Magdalena kauerte auf dem Boden
und wimmerte still vor sich hin. Ein eisiger Lufthauch strich ihr vom Fenster
kommend durchs Gesicht und ließ sie erschaudern. Ihre Mutter hatte sich zu ihr
hinuntergebeugt und strich ihr mit leerem Blick immer wieder mechanisch über
den Kopf. Onno Fehnkamp aber starrte sichtlich verwirrt zunächst auf den
Rekorder, dann auf die Straße hinaus, die vom Schein der Straßenlaterne in ein
seichtes Licht getaucht wurde. Alles war ruhig, lediglich in der Ferne war das
röhrende Geräusch eines sich entfernenden Motorrollers zu hören. Resigniert
zuckte er mit den Schultern und griff nach dem Fenster, um es wieder zu
schließen. Doch gerade in diesem Moment hörte er im Gebüsch, das das Haus der
Fehnkamps von dem der Nachbarn abgrenzte, ein Rascheln. „Ist da jemand?“, rief
er in die Stille hinein. Nichts rührte sich. Für eine kurze Weile noch horchte
er in die Nacht hinaus, doch als sich nichts tat, schloss er das Fenster und
zog den Vorhang zu. Mit schlurfenden Schritten durchstreifte er das Zimmer. Die
tiefe Röte seines Gesichts war nun einer wächsernen Blässe gewichen. Wie
ferngesteuert näherte er sich dem Rekorder, nahm ihn hoch und begutachtete ihn.

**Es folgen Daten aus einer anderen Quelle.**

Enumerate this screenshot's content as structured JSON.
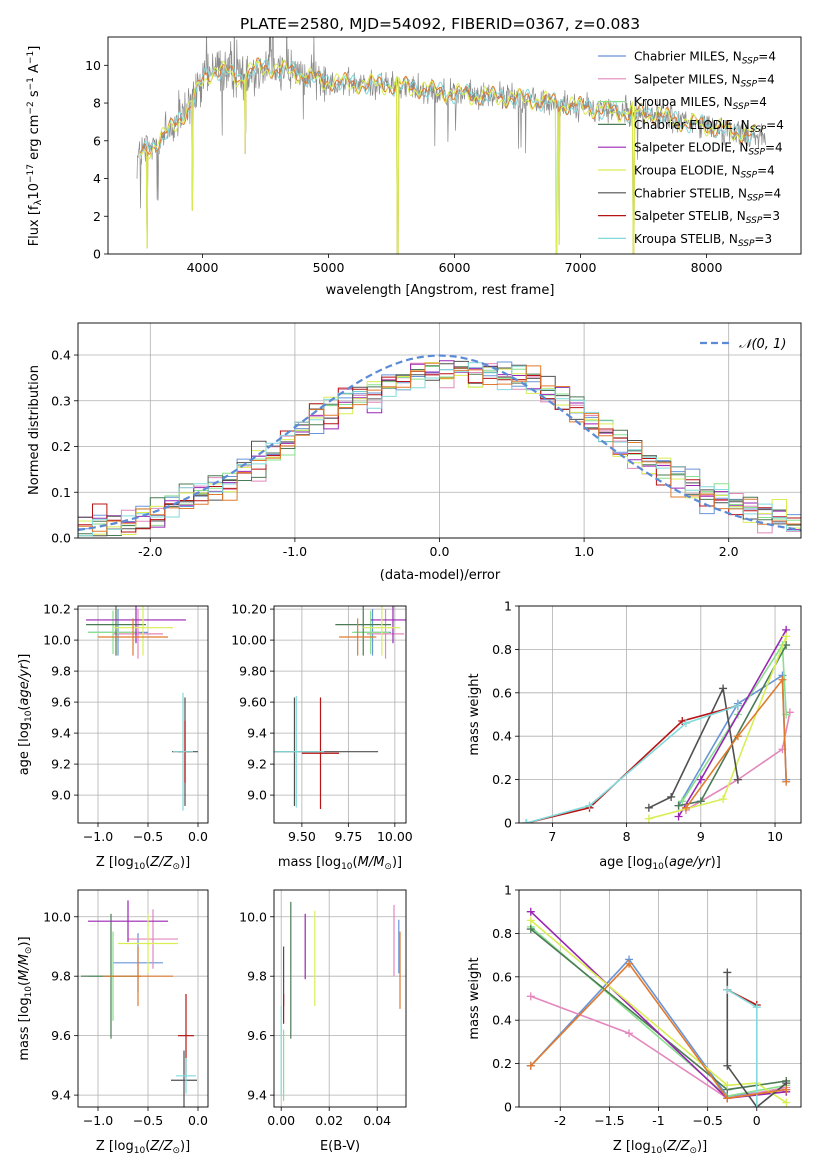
{
  "figure_title": "PLATE=2580, MJD=54092, FIBERID=0367, z=0.083",
  "colors": {
    "Chabrier MILES": "#6895d8",
    "Salpeter MILES": "#e487bc",
    "Kroupa MILES": "#88e08d",
    "Chabrier ELODIE": "#4b7a56",
    "Salpeter ELODIE": "#9a25b3",
    "Kroupa ELODIE": "#d9ee55",
    "Chabrier STELIB": "#505050",
    "Salpeter STELIB": "#b71515",
    "Kroupa STELIB": "#82dadc",
    "orange": "#e07a2e",
    "gray": "#8a8a8a",
    "normal": "#5b8ad6"
  },
  "chart_data": [
    {
      "id": "spectrum",
      "type": "line",
      "title": "PLATE=2580, MJD=54092, FIBERID=0367, z=0.083",
      "xlabel": "wavelength [Angstrom, rest frame]",
      "ylabel": "Flux [fλ10⁻¹⁷ erg cm⁻² s⁻¹ A⁻¹]",
      "xlim": [
        3250,
        8750
      ],
      "ylim": [
        0,
        11.5
      ],
      "xticks": [
        4000,
        5000,
        6000,
        7000,
        8000
      ],
      "yticks": [
        0,
        2,
        4,
        6,
        8,
        10
      ],
      "legend_position": "top-right",
      "legend": [
        {
          "name": "Chabrier MILES, N",
          "sub": "SSP",
          "suffix": "=4"
        },
        {
          "name": "Salpeter MILES, N",
          "sub": "SSP",
          "suffix": "=4"
        },
        {
          "name": "Kroupa MILES, N",
          "sub": "SSP",
          "suffix": "=4"
        },
        {
          "name": "Chabrier ELODIE, N",
          "sub": "SSP",
          "suffix": "=4"
        },
        {
          "name": "Salpeter ELODIE, N",
          "sub": "SSP",
          "suffix": "=4"
        },
        {
          "name": "Kroupa ELODIE, N",
          "sub": "SSP",
          "suffix": "=4"
        },
        {
          "name": "Chabrier STELIB, N",
          "sub": "SSP",
          "suffix": "=4"
        },
        {
          "name": "Salpeter STELIB, N",
          "sub": "SSP",
          "suffix": "=3"
        },
        {
          "name": "Kroupa STELIB, N",
          "sub": "SSP",
          "suffix": "=3"
        }
      ],
      "continuum": [
        [
          3500,
          5.2
        ],
        [
          3600,
          5.7
        ],
        [
          3700,
          6.3
        ],
        [
          3800,
          7.0
        ],
        [
          3900,
          7.8
        ],
        [
          4000,
          9.2
        ],
        [
          4100,
          9.8
        ],
        [
          4200,
          9.6
        ],
        [
          4300,
          9.3
        ],
        [
          4400,
          9.8
        ],
        [
          4500,
          9.9
        ],
        [
          4600,
          9.8
        ],
        [
          4700,
          9.7
        ],
        [
          4800,
          9.5
        ],
        [
          4900,
          9.2
        ],
        [
          5000,
          9.2
        ],
        [
          5200,
          9.0
        ],
        [
          5400,
          9.0
        ],
        [
          5600,
          8.9
        ],
        [
          5800,
          8.7
        ],
        [
          6000,
          8.5
        ],
        [
          6200,
          8.4
        ],
        [
          6400,
          8.3
        ],
        [
          6600,
          8.2
        ],
        [
          6800,
          8.0
        ],
        [
          7000,
          7.8
        ],
        [
          7200,
          7.6
        ],
        [
          7400,
          7.5
        ],
        [
          7600,
          7.4
        ],
        [
          7800,
          7.0
        ],
        [
          8000,
          6.8
        ],
        [
          8200,
          6.5
        ],
        [
          8400,
          6.3
        ]
      ],
      "model_range": [
        3500,
        8400
      ],
      "observed_range": [
        3480,
        8470
      ],
      "dips": [
        [
          3560,
          0.3
        ],
        [
          3920,
          2.3
        ],
        [
          4340,
          5.3
        ],
        [
          5550,
          0.0
        ],
        [
          6810,
          0.0
        ],
        [
          6830,
          0.5
        ],
        [
          7420,
          0.0
        ]
      ]
    },
    {
      "id": "residuals",
      "type": "bar",
      "xlabel": "(data-model)/error",
      "ylabel": "Normed distribution",
      "xlim": [
        -2.5,
        2.5
      ],
      "ylim": [
        0,
        0.47
      ],
      "xticks": [
        -2,
        -1,
        0,
        1,
        2
      ],
      "yticks": [
        0.0,
        0.1,
        0.2,
        0.3,
        0.4
      ],
      "legend_position": "top-right",
      "legend_label": "𝒩(0, 1)",
      "bin_width": 0.1,
      "n_bins": 50
    },
    {
      "id": "age_vs_Z",
      "type": "scatter",
      "xlabel": "Z [log10(Z/Z⊙)]",
      "ylabel": "age  [log10(age/yr)]",
      "xlim": [
        -1.2,
        0.1
      ],
      "ylim": [
        8.82,
        10.22
      ],
      "xticks": [
        -1.0,
        -0.5,
        0.0
      ],
      "yticks": [
        9.0,
        9.2,
        9.4,
        9.6,
        9.8,
        10.0,
        10.2
      ],
      "points": [
        {
          "model": "Chabrier MILES",
          "x": -0.8,
          "xerr": 0.3,
          "y": 10.05,
          "yerr": 0.15
        },
        {
          "model": "Salpeter MILES",
          "x": -0.6,
          "xerr": 0.25,
          "y": 10.04,
          "yerr": 0.16
        },
        {
          "model": "Kroupa MILES",
          "x": -0.85,
          "xerr": 0.25,
          "y": 10.05,
          "yerr": 0.14
        },
        {
          "model": "Chabrier ELODIE",
          "x": -0.82,
          "xerr": 0.3,
          "y": 10.1,
          "yerr": 0.2
        },
        {
          "model": "Salpeter ELODIE",
          "x": -0.62,
          "xerr": 0.5,
          "y": 10.13,
          "yerr": 0.15
        },
        {
          "model": "Kroupa ELODIE",
          "x": -0.55,
          "xerr": 0.3,
          "y": 10.08,
          "yerr": 0.18
        },
        {
          "model": "Chabrier STELIB",
          "x": -0.13,
          "xerr": 0.13,
          "y": 9.28,
          "yerr": 0.35
        },
        {
          "model": "Salpeter STELIB",
          "x": -0.13,
          "xerr": 0.07,
          "y": 9.28,
          "yerr": 0.2
        },
        {
          "model": "Kroupa STELIB",
          "x": -0.15,
          "xerr": 0.1,
          "y": 9.28,
          "yerr": 0.38
        },
        {
          "model": "orange",
          "x": -0.65,
          "xerr": 0.35,
          "y": 10.02,
          "yerr": 0.12
        }
      ]
    },
    {
      "id": "age_vs_mass",
      "type": "scatter",
      "xlabel": "mass [log10(M/M⊙)]",
      "xlim": [
        9.35,
        10.06
      ],
      "ylim": [
        8.82,
        10.22
      ],
      "xticks": [
        9.5,
        9.75,
        10.0
      ],
      "yticks": [
        9.0,
        9.2,
        9.4,
        9.6,
        9.8,
        10.0,
        10.2
      ],
      "points": [
        {
          "model": "Chabrier MILES",
          "x": 9.88,
          "xerr": 0.1,
          "y": 10.05,
          "yerr": 0.15
        },
        {
          "model": "Salpeter MILES",
          "x": 9.95,
          "xerr": 0.1,
          "y": 10.04,
          "yerr": 0.16
        },
        {
          "model": "Kroupa MILES",
          "x": 9.87,
          "xerr": 0.1,
          "y": 10.05,
          "yerr": 0.14
        },
        {
          "model": "Chabrier ELODIE",
          "x": 9.83,
          "xerr": 0.15,
          "y": 10.1,
          "yerr": 0.2
        },
        {
          "model": "Salpeter ELODIE",
          "x": 9.99,
          "xerr": 0.12,
          "y": 10.13,
          "yerr": 0.15
        },
        {
          "model": "Kroupa ELODIE",
          "x": 9.93,
          "xerr": 0.1,
          "y": 10.08,
          "yerr": 0.18
        },
        {
          "model": "Chabrier STELIB",
          "x": 9.46,
          "xerr": 0.45,
          "y": 9.28,
          "yerr": 0.35
        },
        {
          "model": "Salpeter STELIB",
          "x": 9.6,
          "xerr": 0.1,
          "y": 9.27,
          "yerr": 0.36
        },
        {
          "model": "Kroupa STELIB",
          "x": 9.47,
          "xerr": 0.15,
          "y": 9.28,
          "yerr": 0.36
        },
        {
          "model": "orange",
          "x": 9.8,
          "xerr": 0.1,
          "y": 10.02,
          "yerr": 0.12
        }
      ]
    },
    {
      "id": "mass_weight_vs_age",
      "type": "line",
      "xlabel": "age  [log10(age/yr)]",
      "ylabel": "mass weight",
      "xlim": [
        6.55,
        10.35
      ],
      "ylim": [
        0,
        1.0
      ],
      "xticks": [
        7,
        8,
        9,
        10
      ],
      "yticks": [
        0.0,
        0.2,
        0.4,
        0.6,
        0.8,
        1.0
      ],
      "series": [
        {
          "model": "Chabrier MILES",
          "x": [
            8.7,
            9.5,
            10.1,
            10.15
          ],
          "y": [
            0.08,
            0.55,
            0.68,
            0.2
          ]
        },
        {
          "model": "Salpeter MILES",
          "x": [
            8.8,
            9.5,
            10.1,
            10.2
          ],
          "y": [
            0.06,
            0.2,
            0.34,
            0.51
          ]
        },
        {
          "model": "Kroupa MILES",
          "x": [
            8.75,
            9.5,
            10.1,
            10.15
          ],
          "y": [
            0.1,
            0.5,
            0.82,
            0.5
          ]
        },
        {
          "model": "Chabrier ELODIE",
          "x": [
            8.7,
            9.0,
            10.15
          ],
          "y": [
            0.08,
            0.1,
            0.82
          ]
        },
        {
          "model": "Salpeter ELODIE",
          "x": [
            8.7,
            9.0,
            10.15
          ],
          "y": [
            0.03,
            0.2,
            0.89
          ]
        },
        {
          "model": "Kroupa ELODIE",
          "x": [
            8.3,
            9.3,
            10.15
          ],
          "y": [
            0.02,
            0.11,
            0.86
          ]
        },
        {
          "model": "Chabrier STELIB",
          "x": [
            8.3,
            8.6,
            9.3,
            9.5
          ],
          "y": [
            0.07,
            0.12,
            0.62,
            0.2
          ]
        },
        {
          "model": "Salpeter STELIB",
          "x": [
            6.65,
            7.5,
            8.75,
            9.5
          ],
          "y": [
            0.0,
            0.07,
            0.47,
            0.54
          ]
        },
        {
          "model": "Kroupa STELIB",
          "x": [
            6.65,
            7.5,
            8.8,
            9.5
          ],
          "y": [
            0.0,
            0.08,
            0.46,
            0.54
          ]
        },
        {
          "model": "orange",
          "x": [
            8.8,
            9.5,
            10.1,
            10.15
          ],
          "y": [
            0.07,
            0.4,
            0.66,
            0.19
          ]
        }
      ]
    },
    {
      "id": "mass_vs_Z",
      "type": "scatter",
      "xlabel": "Z [log10(Z/Z⊙)]",
      "ylabel": "mass [log10(M/M⊙)]",
      "xlim": [
        -1.2,
        0.1
      ],
      "ylim": [
        9.36,
        10.09
      ],
      "xticks": [
        -1.0,
        -0.5,
        0.0
      ],
      "yticks": [
        9.4,
        9.6,
        9.8,
        10.0
      ],
      "points": [
        {
          "model": "Chabrier MILES",
          "x": -0.6,
          "xerr": 0.25,
          "y": 9.845,
          "yerr": 0.1
        },
        {
          "model": "Salpeter MILES",
          "x": -0.45,
          "xerr": 0.25,
          "y": 9.925,
          "yerr": 0.1
        },
        {
          "model": "Kroupa MILES",
          "x": -0.85,
          "xerr": 0.25,
          "y": 9.8,
          "yerr": 0.15
        },
        {
          "model": "Chabrier ELODIE",
          "x": -0.87,
          "xerr": 0.3,
          "y": 9.8,
          "yerr": 0.21
        },
        {
          "model": "Salpeter ELODIE",
          "x": -0.7,
          "xerr": 0.4,
          "y": 9.985,
          "yerr": 0.07
        },
        {
          "model": "Kroupa ELODIE",
          "x": -0.5,
          "xerr": 0.3,
          "y": 9.91,
          "yerr": 0.1
        },
        {
          "model": "Chabrier STELIB",
          "x": -0.14,
          "xerr": 0.13,
          "y": 9.45,
          "yerr": 0.1
        },
        {
          "model": "Salpeter STELIB",
          "x": -0.12,
          "xerr": 0.08,
          "y": 9.6,
          "yerr": 0.14
        },
        {
          "model": "Kroupa STELIB",
          "x": -0.12,
          "xerr": 0.1,
          "y": 9.465,
          "yerr": 0.06
        },
        {
          "model": "orange",
          "x": -0.6,
          "xerr": 0.35,
          "y": 9.8,
          "yerr": 0.1
        }
      ]
    },
    {
      "id": "mass_vs_ebv",
      "type": "scatter",
      "xlabel": "E(B-V)",
      "xlim": [
        -0.003,
        0.052
      ],
      "ylim": [
        9.36,
        10.09
      ],
      "xticks": [
        0.0,
        0.02,
        0.04
      ],
      "yticks": [
        9.4,
        9.6,
        9.8,
        10.0
      ],
      "points": [
        {
          "model": "Chabrier MILES",
          "x": 0.049,
          "y": 9.9,
          "yerr": 0.09
        },
        {
          "model": "Salpeter MILES",
          "x": 0.047,
          "y": 9.92,
          "yerr": 0.12
        },
        {
          "model": "Kroupa MILES",
          "x": 0.001,
          "y": 9.5,
          "yerr": 0.12
        },
        {
          "model": "Chabrier ELODIE",
          "x": 0.004,
          "y": 9.82,
          "yerr": 0.23
        },
        {
          "model": "Salpeter ELODIE",
          "x": 0.01,
          "y": 9.9,
          "yerr": 0.11
        },
        {
          "model": "Kroupa ELODIE",
          "x": 0.014,
          "y": 9.86,
          "yerr": 0.16
        },
        {
          "model": "Chabrier STELIB",
          "x": 0.001,
          "y": 9.8,
          "yerr": 0.1
        },
        {
          "model": "Salpeter STELIB",
          "x": 0.001,
          "y": 9.69,
          "yerr": 0.05
        },
        {
          "model": "Kroupa STELIB",
          "x": 0.0,
          "y": 9.55,
          "yerr": 0.15
        },
        {
          "model": "orange",
          "x": 0.0495,
          "y": 9.82,
          "yerr": 0.13
        }
      ]
    },
    {
      "id": "mass_weight_vs_Z",
      "type": "line",
      "xlabel": "Z [log10(Z/Z⊙)]",
      "ylabel": "mass weight",
      "xlim": [
        -2.42,
        0.45
      ],
      "ylim": [
        0,
        1.0
      ],
      "xticks": [
        -2.0,
        -1.5,
        -1.0,
        -0.5,
        0.0
      ],
      "yticks": [
        0.0,
        0.2,
        0.4,
        0.6,
        0.8,
        1.0
      ],
      "series": [
        {
          "model": "Chabrier MILES",
          "x": [
            -2.3,
            -1.3,
            -0.3,
            0.3
          ],
          "y": [
            0.19,
            0.68,
            0.05,
            0.08
          ]
        },
        {
          "model": "Salpeter MILES",
          "x": [
            -2.3,
            -1.3,
            -0.3,
            0.3
          ],
          "y": [
            0.51,
            0.34,
            0.04,
            0.09
          ]
        },
        {
          "model": "Kroupa MILES",
          "x": [
            -2.3,
            -0.3,
            0.3
          ],
          "y": [
            0.83,
            0.05,
            0.1
          ]
        },
        {
          "model": "Chabrier ELODIE",
          "x": [
            -2.3,
            -0.3,
            0.3
          ],
          "y": [
            0.82,
            0.08,
            0.12
          ]
        },
        {
          "model": "Salpeter ELODIE",
          "x": [
            -2.3,
            -0.3,
            0.3
          ],
          "y": [
            0.9,
            0.04,
            0.07
          ]
        },
        {
          "model": "Kroupa ELODIE",
          "x": [
            -2.3,
            -0.3,
            0.0,
            0.3
          ],
          "y": [
            0.86,
            0.1,
            0.11,
            0.02
          ]
        },
        {
          "model": "Chabrier STELIB",
          "x": [
            -0.3,
            -0.3,
            0.0,
            0.3
          ],
          "y": [
            0.62,
            0.19,
            0.0,
            0.11
          ]
        },
        {
          "model": "Salpeter STELIB",
          "x": [
            -0.3,
            0.0
          ],
          "y": [
            0.54,
            0.47
          ]
        },
        {
          "model": "Kroupa STELIB",
          "x": [
            -0.3,
            0.0,
            0.0
          ],
          "y": [
            0.54,
            0.46,
            0.0
          ]
        },
        {
          "model": "orange",
          "x": [
            -2.3,
            -1.3,
            -0.3,
            0.3
          ],
          "y": [
            0.19,
            0.66,
            0.04,
            0.08
          ]
        }
      ]
    }
  ]
}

Dann warf er seiner Tochter einen unergründlichen Blick zu. „Wer war das?“,
fragte er tonlos.
17
Frühjahrsputz. Vielleicht war es
dafür noch ein wenig zu früh, denn schließlich war es erst Anfang März, und der
Wetterbericht kündigte für die nächsten Tage einen erneuten Wintereinbruch an.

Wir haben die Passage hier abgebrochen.